There’s a lot of them. You know, they range from going to a place and, you know, drop into the couch and it’s a real low couch and your knuckles are on the floor and you get to the edge of the carpet and you’re feeling around, and it’s dirt under the couch, you know, you’re on a dirt floor. Then, you know, neighbors and relatives come out of the back room with bags of alcohol to celebrate the signing of the player and the arrival of the coach.
Then you go to some palatial, gated community where they have a seven-on-seven field out there where the quarterback -- and they play seven on seven, a big pool with a fountain in it, a couple tennis courts, a batting cage, a concert piano in the thing as you come into the house, and half the kids are really good at playing the piano. So you get the extremes. The extremes of it are pretty wild. ...
The other thing is occasionally 16-year-old girls are deciding where their boyfriend superathlete is going to go to school. Or you also get the one where everybody wants the kid to go somewhere else, and he tells them no and comes to your place or goes to another place. So, yeah.
He also said that he’d still rather not have an early signing period, but that it wasn’t as bad as he thought it would be, and that how it will ultimately affect recruiting is going to take a couple of more years to figure out.
Leach Insights
This was probably my favorite answer of all. Leach has a lot of opinions on a lot of things, but it’s rare that he talks much about football, or how he does things, or who he actually is as a person. He does that here, explaining how he balances being head coach and offensive coordinator:
You kind of do it the same way, it’s just that you have to wear a few more hats with regard to some of the organizational stuff and the head coach duties.
So I meet with the quarterbacks every day, just like you would as a position coach. When it comes to meeting the offense, then I’d leave the meeting. It’s really pretty similar. The other thing that I like, it’s kind of a -- you know, my sanctuary in the course of the day is practice. I mean, it’s like I look forward to practice.
And I tell you, as a head coach, you look forward to practice, if you do it like I do, even more than you did as an assistant. All of a sudden, practice, the phone stops ringing, you know? We could do this, we could do that, we could do the other thing. Yeah, we could do all that stuff, and that’s great, except we’ve got practice. What are you going to be doing at some point? We’re going to be practicing.

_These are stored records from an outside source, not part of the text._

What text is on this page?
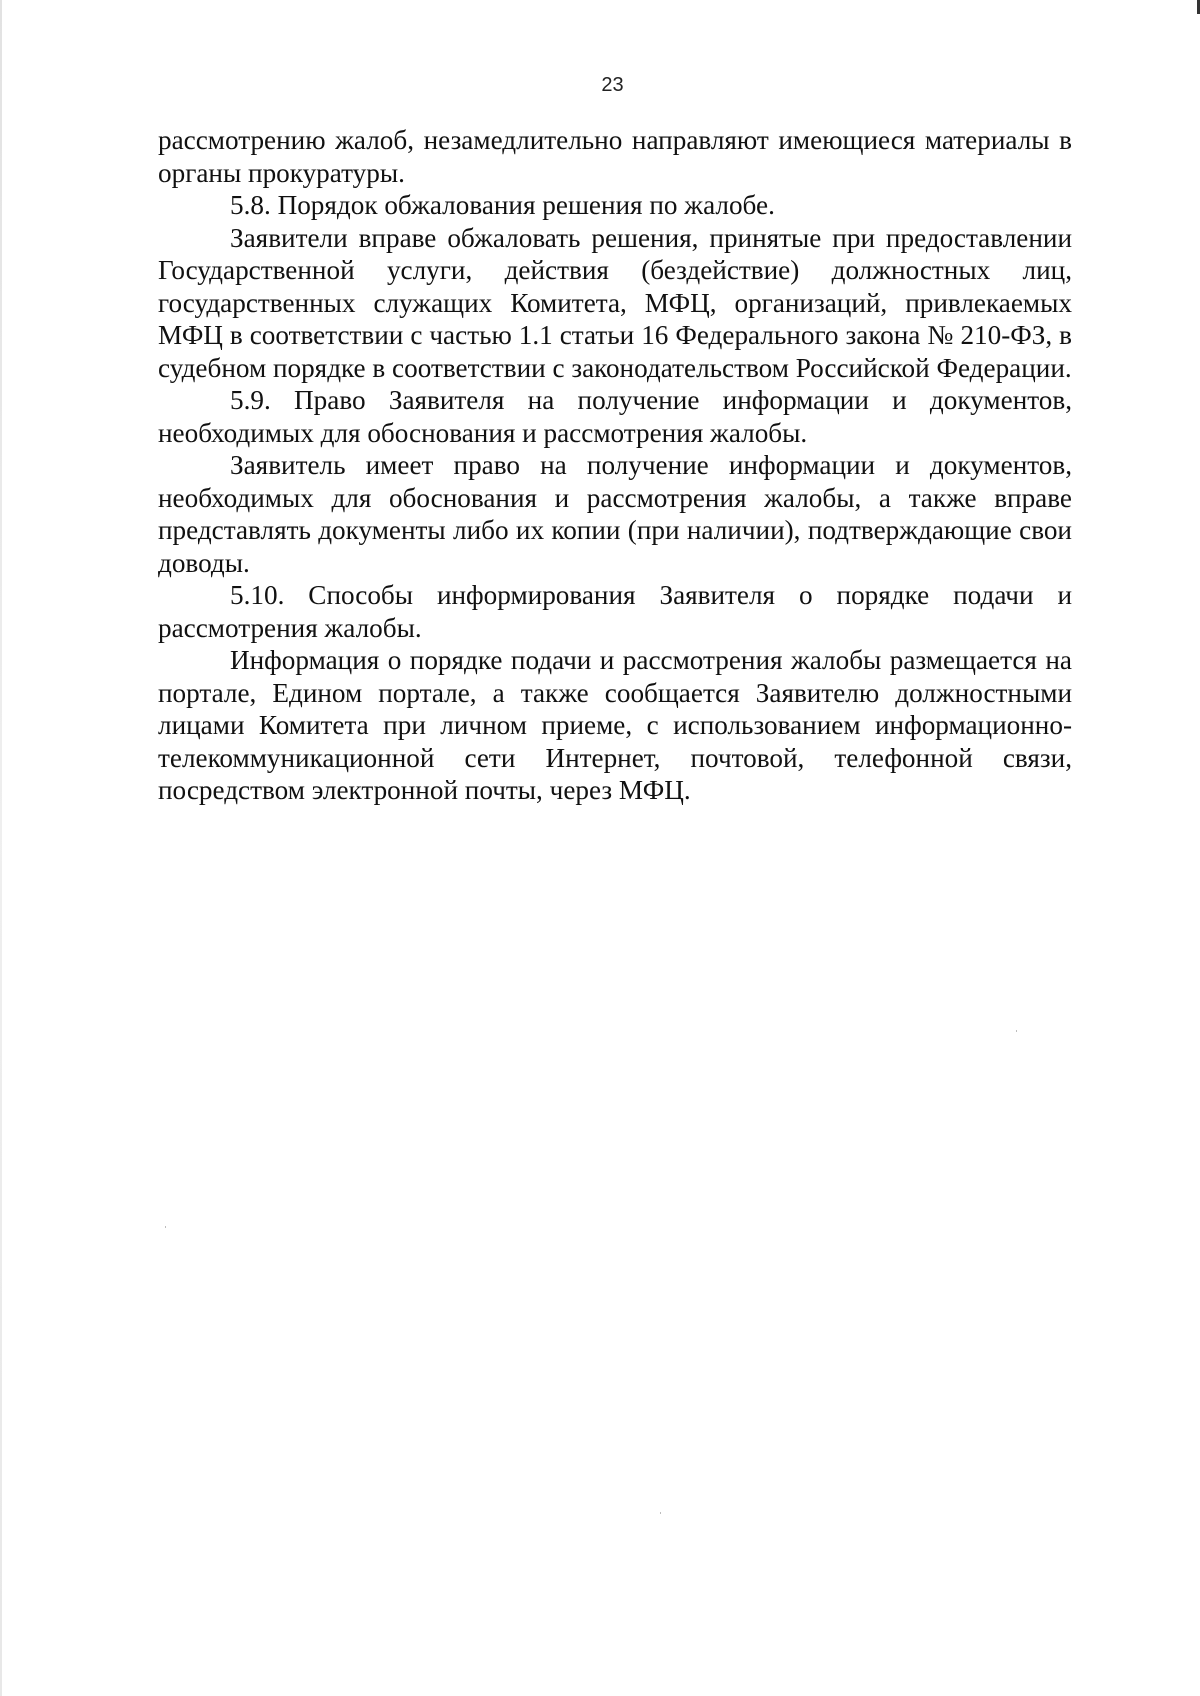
23

рассмотрению жалоб, незамедлительно направляют имеющиеся материалы в органы прокуратуры.

5.8. Порядок обжалования решения по жалобе.

Заявители вправе обжаловать решения, принятые при предоставлении Государственной услуги, действия (бездействие) должностных лиц, государственных служащих Комитета, МФЦ, организаций, привлекаемых МФЦ в соответствии с частью 1.1 статьи 16 Федерального закона № 210-ФЗ, в судебном порядке в соответствии с законодательством Российской Федерации.

5.9. Право Заявителя на получение информации и документов, необходимых для обоснования и рассмотрения жалобы.

Заявитель имеет право на получение информации и документов, необходимых для обоснования и рассмотрения жалобы, а также вправе представлять документы либо их копии (при наличии), подтверждающие свои доводы.

5.10. Способы информирования Заявителя о порядке подачи и рассмотрения жалобы.

Информация о порядке подачи и рассмотрения жалобы размещается на портале, Едином портале, а также сообщается Заявителю должностными лицами Комитета при личном приеме, с использованием информационно-телекоммуникационной сети Интернет, почтовой, телефонной связи, посредством электронной почты, через МФЦ.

So, no, it’s great that way. So run the quarterback meetings, and then install the offense, and then, of course, putting the game plan in, that’s a long, long Sunday night, a real long Monday night. Then you go through the debates. The debates honestly aren’t as much on what to run, it’s limiting what you run. Because we think all of our ideas are very clever. So then pairing it down to where it’s a manageable number.
OK, well that was still 2,200 words ... but I saved you like a thousand, so it’s a win, yeah?